The interesting thing about animating in this way is that all the frames in your animation are visible all together, unlike film where you only see a single frame at a time. I find this is the most challenging thing to get your head around but is also what makes it look so mind bending when it works. You literally see a static picture come to life as it starts spinning. 

So, it's not like you'll see the animation with your eyes, but you'll need a phone to make it happen?
Yes exactly, the camera acts like the shutter in a film projector or the slits you look through to view a phenakistiscope or zoetrope. Without it all you’ll see is a blur. Alternatively, if you want to see it just with your eyes you could use a strobe light but they tend to make some people nauseous.

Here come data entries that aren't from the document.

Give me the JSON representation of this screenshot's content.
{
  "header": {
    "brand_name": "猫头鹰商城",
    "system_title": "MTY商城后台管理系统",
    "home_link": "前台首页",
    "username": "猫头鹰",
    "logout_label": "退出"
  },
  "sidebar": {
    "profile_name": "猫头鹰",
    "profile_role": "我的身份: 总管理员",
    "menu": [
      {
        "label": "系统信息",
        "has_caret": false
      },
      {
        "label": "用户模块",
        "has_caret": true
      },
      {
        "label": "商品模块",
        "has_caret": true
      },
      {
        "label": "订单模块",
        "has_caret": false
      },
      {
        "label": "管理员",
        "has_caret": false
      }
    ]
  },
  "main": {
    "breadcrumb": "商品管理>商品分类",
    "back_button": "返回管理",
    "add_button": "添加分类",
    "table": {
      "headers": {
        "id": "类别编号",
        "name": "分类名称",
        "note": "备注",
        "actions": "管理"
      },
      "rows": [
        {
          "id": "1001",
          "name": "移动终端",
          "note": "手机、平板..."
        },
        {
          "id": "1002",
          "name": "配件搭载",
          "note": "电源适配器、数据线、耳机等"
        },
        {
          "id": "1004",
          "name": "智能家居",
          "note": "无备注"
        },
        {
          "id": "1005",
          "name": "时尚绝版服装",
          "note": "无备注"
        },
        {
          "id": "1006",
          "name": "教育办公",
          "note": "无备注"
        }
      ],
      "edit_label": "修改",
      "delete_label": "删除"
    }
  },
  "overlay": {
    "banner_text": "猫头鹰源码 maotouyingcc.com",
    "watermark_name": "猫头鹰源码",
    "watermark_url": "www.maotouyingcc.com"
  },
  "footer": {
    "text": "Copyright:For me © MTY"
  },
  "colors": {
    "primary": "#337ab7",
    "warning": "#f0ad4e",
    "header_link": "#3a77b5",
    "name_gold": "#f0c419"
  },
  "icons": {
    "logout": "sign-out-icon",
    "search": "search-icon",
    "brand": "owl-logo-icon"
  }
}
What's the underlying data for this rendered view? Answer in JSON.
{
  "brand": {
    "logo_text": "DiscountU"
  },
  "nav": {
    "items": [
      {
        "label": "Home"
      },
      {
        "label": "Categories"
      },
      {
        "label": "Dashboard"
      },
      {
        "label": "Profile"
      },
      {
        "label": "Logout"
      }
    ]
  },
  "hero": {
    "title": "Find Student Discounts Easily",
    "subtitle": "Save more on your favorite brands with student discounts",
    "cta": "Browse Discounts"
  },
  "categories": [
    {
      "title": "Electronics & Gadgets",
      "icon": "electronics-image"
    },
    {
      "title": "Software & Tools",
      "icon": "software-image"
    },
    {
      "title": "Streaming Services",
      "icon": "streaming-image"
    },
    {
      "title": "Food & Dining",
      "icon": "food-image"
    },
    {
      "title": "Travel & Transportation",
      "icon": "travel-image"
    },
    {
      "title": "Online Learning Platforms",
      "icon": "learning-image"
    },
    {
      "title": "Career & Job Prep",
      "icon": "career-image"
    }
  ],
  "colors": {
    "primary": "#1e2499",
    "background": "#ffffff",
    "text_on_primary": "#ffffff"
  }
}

Is vinyl design your main job, or are you involved with other forms of art creation?
Vinyl design is not my main job but I do really enjoy the process of making them and love that people can get them and interact with them. The recent Dope Lemon vinyls I designed sold out around the world with the video I made of them also doing the rounds on the Internet. It was really cool to see so many people posting their own videos of the vinyl animating on their turntables too. However, I’m a little wary about only being known as a vinyl designer, as a result I’m pretty selective as to who I work with. All of the animated vinyls and slip mats I’ve made can be found on my Instagram. Keep an eye out for some upcoming ones which have release dates in the near future. 

You've made 'DIY' cutouts in the past, do you plan on doing any more in the future?
I am actually doing massive amounts of cutouts at the moment for a music video in the works which will be released next year. Unfortunately I can’t say much more than that.

What else would you like our readers to know about you and your craft?
What I love most is creating videos that involve practical effects (as opposed to VFX) and stop motion animation to make viewers question what they are seeing and wonder how it was done. I thought an animated vinyl would be a cool practical effect for a video, I didn’t realise people would actually want them!